Thrive Agric empowers smallholder farmers across Africa by linking them to finance, data-driven best practices, and access to local and global markets for their commodities, towards ensuring food security for all.

What Are the Ways Farmers Can Access Agricultural Credit?

Farmers can follow these steps to access Agricultural credit:

  • Join a Cooperative Society: Credit programs, such as Bank of Agriculture (BOA) loans and the Anchor Borrowers’ Programme (ABP), require applicants to be members of cooperatives or farmer groups. This aids easier loan disbursement, promotes collective responsibility, and strengthens bargaining power.
  • Register with a Farmers’ Association: Being part of recognised associations, such as Rice Farmers Associations, helps prove legitimacy and eligibility for credit schemes and technical support.
  • Apply through Banks or Microfinance Institutions (MFIs): Farmers can visit commercial banks, microfinance banks, or specialised institutions like the Nigeria Incentive-Based Risk Sharing System for Agricultural Lending (NIRSAL) National Microfinance Bank (NMFB) to apply for loans.
  • Apply via Online Portals: Platforms like NIRSAL accept online applications for various agricultural loans, making the application process more accessible and eliminating location barriers.
  • Other basic requirements include valid Identification (ID), Proof of land ownership or tenancy, a business plan or farming experience, a guarantor, and collateral.
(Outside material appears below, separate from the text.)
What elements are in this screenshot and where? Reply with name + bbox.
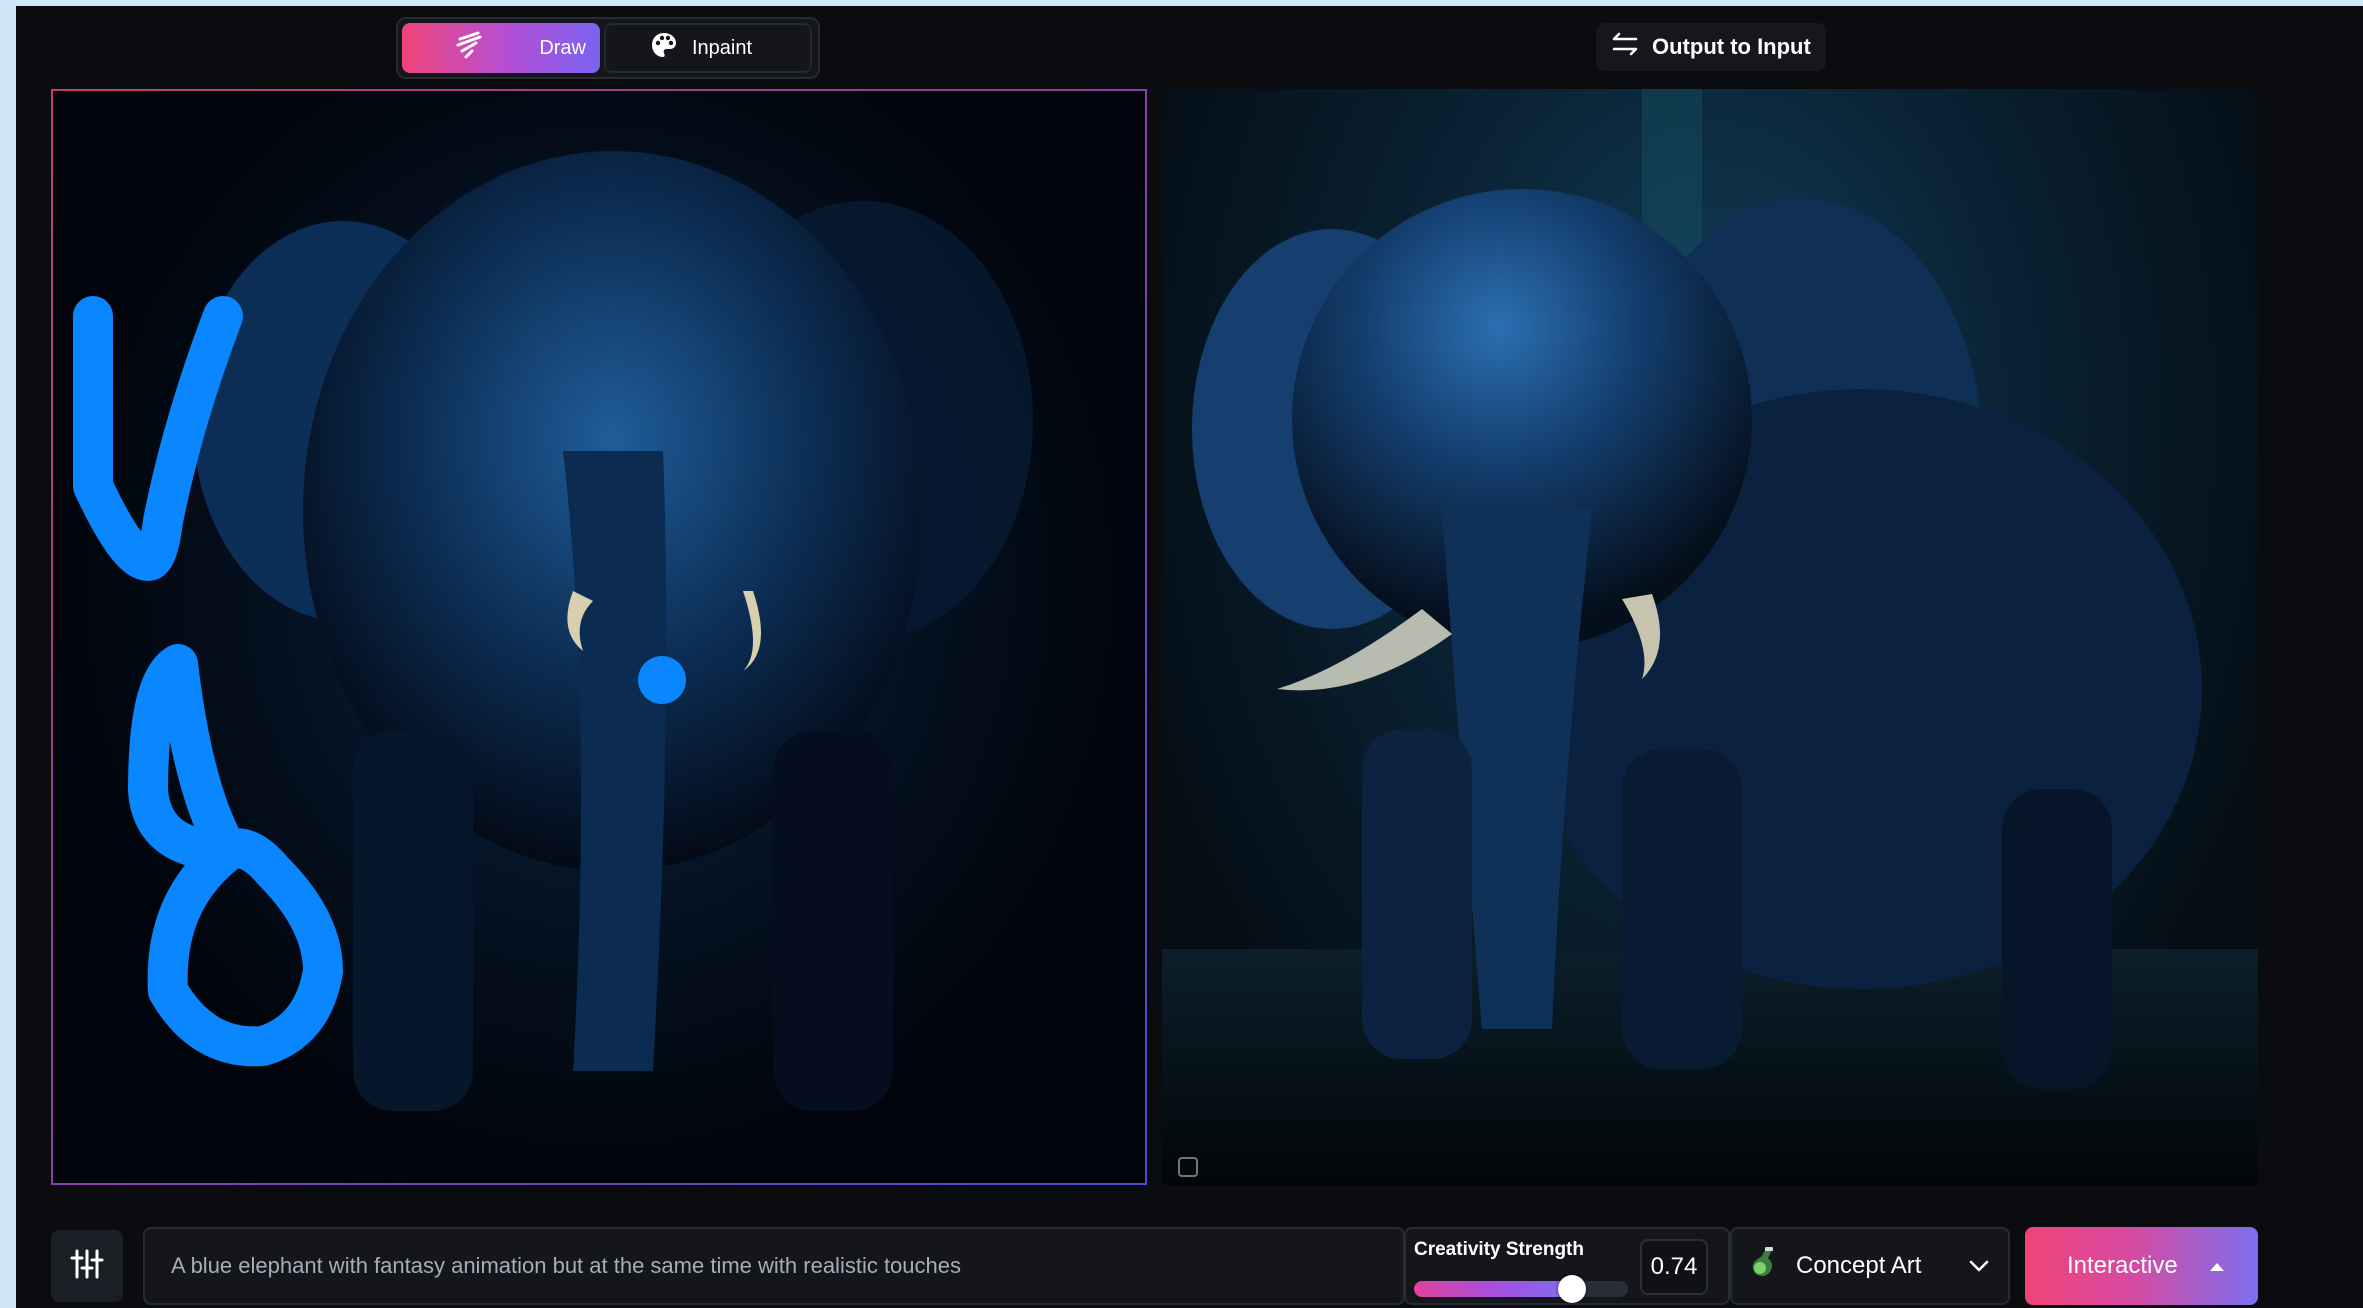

What are some challenges faced by farmers in accessing credit?

Many Nigerian farmers struggle to access credit due to:

1. Lack of Collateral

2. High Interest Rates

3. Bureaucracy and Delays

4. Limited Financial Literacy

5. Gender Discrimination

6. Poor Infrastructure

To fully realise the immense potential of Nigeria’s agricultural sector, farmers need to have access to affordable credit and valuable information. 

AgroCentric provides simplified access to credit opportunities, financial products, market data, and agronomic insights, empowering farmers to make well-informed decisions. 

In essence, agricultural credit is crucial for Nigeria’s food security and economic growth. The path to inclusive financing relies on government-supported initiatives, private-sector innovations, and digital platforms to ensure that farmers receive the support they need. By strengthening these systems, we can enhance productivity, improve rural livelihoods, and foster sustainable agricultural development throughout Nigeria.